Contohnya seorang istri merasa suaminya berubah, sering pulang larut, terus
menerus sibuk dengan ponsel, beralasan sibuk dengan pekerjaan. Kemudian ia
beranggapan suaminya berselingkuh padahal sang suami berkata jujur dan tidak
berselingkuh. Anggapan ini tumbuh karena si istri hanya mengandalkan emosi,
tanpa mau berpikir rasional ataupun mencari tahu fakta sebenarnya.

8. Pernyataan “harus”
Yaitu mencoba menggerakkan diri sendiri dengan kata “harus” serta
“seharusnya”, seolah-olah diri sendiri dan orang lain harus dicambuk dan
dihukum sebelum dapat diharapkan melakukan apapun. Pernyataan harus yang
tidak realistis ini akan menyebabkan penderitanya mengalami frustasi dan
tekanan.
Contohnya seorang siswa menanamkan pemikiran “saya harus jadi juara kelas”
sehingga dengan pemikiran itu ia akan berusaha sangat keras bahkan melakukan
segala cara agar tujuannya tercapai. Ia bahkan rela menyontek, membenci
temannya yang ia anggap sebagai saingan di kelas.
9. Memberikan cap atau salah memberikan cap
Yaitu suatu bentuk ekstrem dari overgeneraisasi pribadi. Yang dilakukan
bukan hanya menguraikan diri sendiri, tetapi malah memberikan sebuah cap
yang negatif pada diri sendiri dan orang lain.
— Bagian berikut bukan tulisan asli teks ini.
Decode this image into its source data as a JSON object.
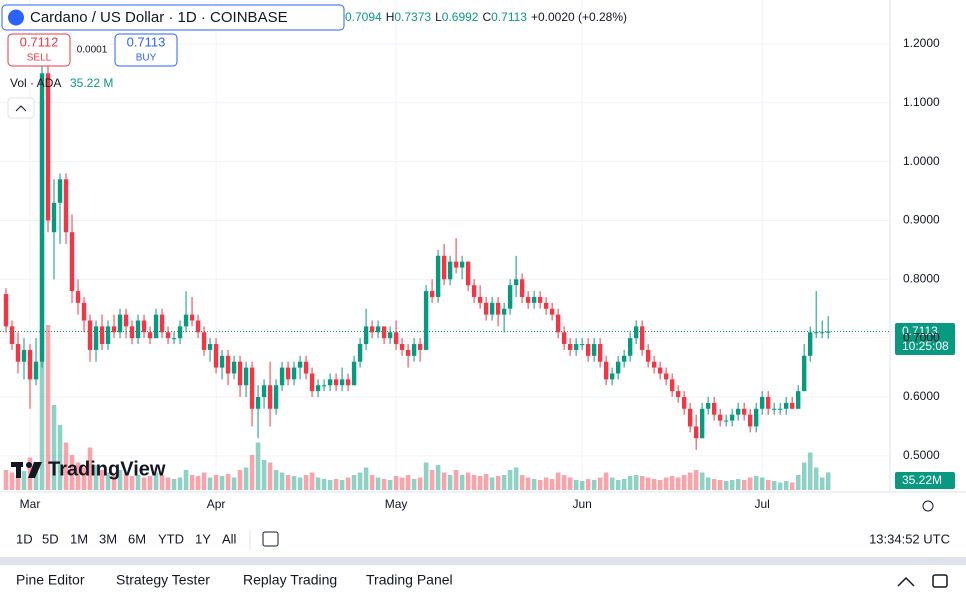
{
  "header": {
    "title": "Cardano / US Dollar · 1D · COINBASE",
    "ohlc": [
      "0.7094",
      "H",
      "0.7373",
      "L",
      "0.6992",
      "C",
      "0.7113",
      "+0.0020 (+0.28%)"
    ],
    "sell_price": "0.7112",
    "sell_label": "SELL",
    "spread": "0.0001",
    "buy_price": "0.7113",
    "buy_label": "BUY",
    "volume_title": "Vol · ADA",
    "volume_value": "35.22 M"
  },
  "watermark": "TradingView",
  "chart_data": {
    "type": "candlestick",
    "up_color": "#089981",
    "down_color": "#f23645",
    "grid": true,
    "xlim": [
      -1,
      147.3
    ],
    "xticks": [
      {
        "value": 4,
        "label": "Mar"
      },
      {
        "value": 35,
        "label": "Apr"
      },
      {
        "value": 65,
        "label": "May"
      },
      {
        "value": 96,
        "label": "Jun"
      },
      {
        "value": 126,
        "label": "Jul"
      }
    ],
    "ylim": [
      0.442,
      1.261
    ],
    "yticks": [
      {
        "value": 0.5,
        "label": "0.5000"
      },
      {
        "value": 0.6,
        "label": "0.6000"
      },
      {
        "value": 0.7,
        "label": "0.7000"
      },
      {
        "value": 0.8,
        "label": "0.8000"
      },
      {
        "value": 0.9,
        "label": "0.9000"
      },
      {
        "value": 1.0,
        "label": "1.0000"
      },
      {
        "value": 1.1,
        "label": "1.1000"
      },
      {
        "value": 1.2,
        "label": "1.2000"
      }
    ],
    "last_price": 0.7113,
    "last_price_label": "0.7113",
    "countdown": "10:25:08",
    "vol_lim": [
      0,
      800
    ],
    "last_volume_label": "35.22M",
    "candles": [
      [
        0.775,
        0.785,
        0.71,
        0.72
      ],
      [
        0.72,
        0.73,
        0.68,
        0.69
      ],
      [
        0.69,
        0.71,
        0.64,
        0.66
      ],
      [
        0.66,
        0.7,
        0.63,
        0.68
      ],
      [
        0.68,
        0.69,
        0.58,
        0.63
      ],
      [
        0.63,
        0.7,
        0.62,
        0.66
      ],
      [
        0.66,
        1.17,
        0.65,
        1.15
      ],
      [
        1.15,
        1.17,
        0.88,
        0.9
      ],
      [
        0.88,
        0.97,
        0.8,
        0.93
      ],
      [
        0.93,
        0.98,
        0.86,
        0.97
      ],
      [
        0.97,
        0.98,
        0.86,
        0.88
      ],
      [
        0.88,
        0.91,
        0.76,
        0.78
      ],
      [
        0.78,
        0.8,
        0.74,
        0.76
      ],
      [
        0.76,
        0.77,
        0.71,
        0.73
      ],
      [
        0.73,
        0.74,
        0.66,
        0.68
      ],
      [
        0.68,
        0.73,
        0.66,
        0.72
      ],
      [
        0.72,
        0.74,
        0.68,
        0.69
      ],
      [
        0.69,
        0.73,
        0.68,
        0.72
      ],
      [
        0.72,
        0.74,
        0.7,
        0.71
      ],
      [
        0.71,
        0.75,
        0.7,
        0.74
      ],
      [
        0.74,
        0.75,
        0.7,
        0.72
      ],
      [
        0.72,
        0.73,
        0.69,
        0.7
      ],
      [
        0.7,
        0.74,
        0.69,
        0.73
      ],
      [
        0.73,
        0.74,
        0.7,
        0.71
      ],
      [
        0.71,
        0.72,
        0.69,
        0.7
      ],
      [
        0.7,
        0.75,
        0.7,
        0.74
      ],
      [
        0.74,
        0.75,
        0.7,
        0.71
      ],
      [
        0.71,
        0.72,
        0.69,
        0.7
      ],
      [
        0.7,
        0.71,
        0.69,
        0.7
      ],
      [
        0.7,
        0.73,
        0.69,
        0.72
      ],
      [
        0.72,
        0.78,
        0.71,
        0.74
      ],
      [
        0.74,
        0.77,
        0.72,
        0.73
      ],
      [
        0.73,
        0.74,
        0.7,
        0.71
      ],
      [
        0.71,
        0.72,
        0.67,
        0.68
      ],
      [
        0.68,
        0.7,
        0.66,
        0.69
      ],
      [
        0.69,
        0.7,
        0.64,
        0.65
      ],
      [
        0.65,
        0.68,
        0.63,
        0.67
      ],
      [
        0.67,
        0.68,
        0.62,
        0.64
      ],
      [
        0.64,
        0.67,
        0.63,
        0.66
      ],
      [
        0.66,
        0.67,
        0.6,
        0.62
      ],
      [
        0.62,
        0.66,
        0.6,
        0.65
      ],
      [
        0.65,
        0.66,
        0.55,
        0.58
      ],
      [
        0.58,
        0.62,
        0.53,
        0.6
      ],
      [
        0.6,
        0.63,
        0.58,
        0.62
      ],
      [
        0.62,
        0.66,
        0.55,
        0.58
      ],
      [
        0.58,
        0.63,
        0.57,
        0.62
      ],
      [
        0.62,
        0.66,
        0.61,
        0.65
      ],
      [
        0.65,
        0.66,
        0.62,
        0.63
      ],
      [
        0.63,
        0.66,
        0.62,
        0.65
      ],
      [
        0.65,
        0.67,
        0.63,
        0.66
      ],
      [
        0.66,
        0.67,
        0.63,
        0.64
      ],
      [
        0.64,
        0.65,
        0.6,
        0.61
      ],
      [
        0.61,
        0.63,
        0.6,
        0.62
      ],
      [
        0.62,
        0.63,
        0.61,
        0.62
      ],
      [
        0.62,
        0.64,
        0.61,
        0.63
      ],
      [
        0.63,
        0.64,
        0.61,
        0.62
      ],
      [
        0.62,
        0.65,
        0.61,
        0.63
      ],
      [
        0.63,
        0.64,
        0.61,
        0.62
      ],
      [
        0.62,
        0.67,
        0.62,
        0.66
      ],
      [
        0.66,
        0.7,
        0.65,
        0.69
      ],
      [
        0.69,
        0.75,
        0.68,
        0.72
      ],
      [
        0.72,
        0.73,
        0.7,
        0.71
      ],
      [
        0.71,
        0.73,
        0.7,
        0.72
      ],
      [
        0.72,
        0.72,
        0.69,
        0.7
      ],
      [
        0.7,
        0.72,
        0.69,
        0.71
      ],
      [
        0.71,
        0.73,
        0.68,
        0.69
      ],
      [
        0.69,
        0.7,
        0.67,
        0.68
      ],
      [
        0.68,
        0.69,
        0.65,
        0.67
      ],
      [
        0.67,
        0.7,
        0.66,
        0.69
      ],
      [
        0.69,
        0.7,
        0.66,
        0.68
      ],
      [
        0.68,
        0.79,
        0.68,
        0.78
      ],
      [
        0.78,
        0.8,
        0.76,
        0.77
      ],
      [
        0.77,
        0.85,
        0.76,
        0.84
      ],
      [
        0.84,
        0.86,
        0.79,
        0.8
      ],
      [
        0.8,
        0.84,
        0.79,
        0.83
      ],
      [
        0.83,
        0.87,
        0.81,
        0.82
      ],
      [
        0.82,
        0.84,
        0.8,
        0.83
      ],
      [
        0.83,
        0.83,
        0.78,
        0.79
      ],
      [
        0.79,
        0.8,
        0.76,
        0.77
      ],
      [
        0.77,
        0.79,
        0.75,
        0.76
      ],
      [
        0.76,
        0.77,
        0.73,
        0.74
      ],
      [
        0.74,
        0.77,
        0.73,
        0.76
      ],
      [
        0.76,
        0.77,
        0.72,
        0.74
      ],
      [
        0.74,
        0.76,
        0.71,
        0.75
      ],
      [
        0.75,
        0.8,
        0.74,
        0.79
      ],
      [
        0.79,
        0.84,
        0.77,
        0.8
      ],
      [
        0.8,
        0.81,
        0.76,
        0.77
      ],
      [
        0.77,
        0.78,
        0.75,
        0.76
      ],
      [
        0.76,
        0.78,
        0.75,
        0.77
      ],
      [
        0.77,
        0.78,
        0.75,
        0.76
      ],
      [
        0.76,
        0.77,
        0.74,
        0.75
      ],
      [
        0.75,
        0.76,
        0.73,
        0.74
      ],
      [
        0.74,
        0.75,
        0.7,
        0.71
      ],
      [
        0.71,
        0.72,
        0.68,
        0.69
      ],
      [
        0.69,
        0.7,
        0.67,
        0.68
      ],
      [
        0.68,
        0.7,
        0.67,
        0.69
      ],
      [
        0.69,
        0.7,
        0.68,
        0.69
      ],
      [
        0.69,
        0.7,
        0.66,
        0.67
      ],
      [
        0.67,
        0.7,
        0.66,
        0.69
      ],
      [
        0.69,
        0.7,
        0.65,
        0.66
      ],
      [
        0.66,
        0.67,
        0.62,
        0.63
      ],
      [
        0.63,
        0.65,
        0.62,
        0.64
      ],
      [
        0.64,
        0.67,
        0.63,
        0.66
      ],
      [
        0.66,
        0.68,
        0.65,
        0.67
      ],
      [
        0.67,
        0.71,
        0.66,
        0.7
      ],
      [
        0.7,
        0.73,
        0.69,
        0.72
      ],
      [
        0.72,
        0.73,
        0.67,
        0.68
      ],
      [
        0.68,
        0.69,
        0.65,
        0.66
      ],
      [
        0.66,
        0.67,
        0.64,
        0.65
      ],
      [
        0.65,
        0.66,
        0.63,
        0.64
      ],
      [
        0.64,
        0.65,
        0.62,
        0.63
      ],
      [
        0.63,
        0.64,
        0.6,
        0.61
      ],
      [
        0.61,
        0.62,
        0.59,
        0.6
      ],
      [
        0.6,
        0.61,
        0.57,
        0.58
      ],
      [
        0.58,
        0.59,
        0.54,
        0.55
      ],
      [
        0.55,
        0.57,
        0.51,
        0.53
      ],
      [
        0.53,
        0.59,
        0.53,
        0.58
      ],
      [
        0.58,
        0.6,
        0.57,
        0.59
      ],
      [
        0.59,
        0.6,
        0.56,
        0.57
      ],
      [
        0.57,
        0.58,
        0.55,
        0.56
      ],
      [
        0.56,
        0.57,
        0.55,
        0.56
      ],
      [
        0.56,
        0.58,
        0.55,
        0.57
      ],
      [
        0.57,
        0.59,
        0.56,
        0.58
      ],
      [
        0.58,
        0.59,
        0.56,
        0.57
      ],
      [
        0.57,
        0.58,
        0.54,
        0.55
      ],
      [
        0.55,
        0.59,
        0.54,
        0.58
      ],
      [
        0.58,
        0.61,
        0.57,
        0.6
      ],
      [
        0.6,
        0.61,
        0.57,
        0.58
      ],
      [
        0.58,
        0.59,
        0.57,
        0.58
      ],
      [
        0.58,
        0.59,
        0.57,
        0.58
      ],
      [
        0.58,
        0.6,
        0.57,
        0.59
      ],
      [
        0.59,
        0.6,
        0.58,
        0.58
      ],
      [
        0.58,
        0.62,
        0.58,
        0.61
      ],
      [
        0.61,
        0.69,
        0.61,
        0.67
      ],
      [
        0.67,
        0.72,
        0.66,
        0.71
      ],
      [
        0.71,
        0.78,
        0.7,
        0.71
      ],
      [
        0.71,
        0.73,
        0.7,
        0.71
      ],
      [
        0.7094,
        0.7373,
        0.6992,
        0.7113
      ]
    ],
    "volumes": [
      40,
      35,
      30,
      38,
      65,
      55,
      780,
      330,
      170,
      130,
      95,
      70,
      55,
      45,
      85,
      50,
      40,
      35,
      30,
      40,
      35,
      28,
      30,
      25,
      28,
      35,
      30,
      25,
      22,
      25,
      40,
      30,
      28,
      35,
      25,
      30,
      28,
      32,
      25,
      40,
      45,
      70,
      95,
      60,
      55,
      40,
      35,
      30,
      28,
      25,
      30,
      35,
      25,
      22,
      20,
      22,
      20,
      25,
      30,
      35,
      45,
      30,
      25,
      22,
      20,
      28,
      25,
      30,
      22,
      25,
      55,
      40,
      50,
      35,
      30,
      40,
      30,
      35,
      30,
      28,
      32,
      25,
      28,
      30,
      40,
      45,
      30,
      25,
      22,
      20,
      25,
      22,
      35,
      30,
      25,
      20,
      18,
      22,
      20,
      25,
      35,
      25,
      20,
      22,
      28,
      30,
      28,
      25,
      22,
      20,
      25,
      28,
      25,
      30,
      35,
      40,
      35,
      25,
      22,
      20,
      18,
      20,
      22,
      20,
      25,
      28,
      25,
      20,
      18,
      15,
      18,
      15,
      30,
      55,
      75,
      45,
      25,
      35.22
    ]
  },
  "toolbar": {
    "ranges": [
      "1D",
      "5D",
      "1M",
      "3M",
      "6M",
      "YTD",
      "1Y",
      "All"
    ],
    "clock": "13:34:52 UTC"
  },
  "bottom_panel": {
    "tabs": [
      "Pine Editor",
      "Strategy Tester",
      "Replay Trading",
      "Trading Panel"
    ]
  }
}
Padahal setiap individu memiliki
banyak sisi positif dan negative sehingga tidak mungkin satu cap atau label dapat
mewakili dan mendeskripsikan keseluruhan kepribadian orang itu.
Contohnya seorang siswa gagal dalam mata pelajaran matematika, lalu ia men-
cap dirinya sebagai seorang yang bodoh sehingga ia tidak mau lagi belajar
dengan pemikiran “percuma usaha keras buat belajar, kan aku bego di mtk”.

10. Personalisasi
Yaitu memandang diri sendiri sebagai penyebab suatu peristiwa eksternal
yang negatif, yang dalam kenyataanya sebenarnya bukanlah diri sendiri yang
harus bertanggung jawab terhadap hal tersebut. Penderita gangguan ini
cenderung menyalahkan diri sendiri atas kejadian atau peristiwa maupun
kegagalan dan merasa bertanggung jawab atas kegagalan tersebut secara pribadi.
Contohnya ketika seseorang mengalami kecelakaan ketika menyetir. Sebelum
mengendara, ia terlibat cekcok dan pertengkara dengan temannya, kemudian
temannya itu menyalahkan diri sendiri atas kejadian kecelakaan tersebut.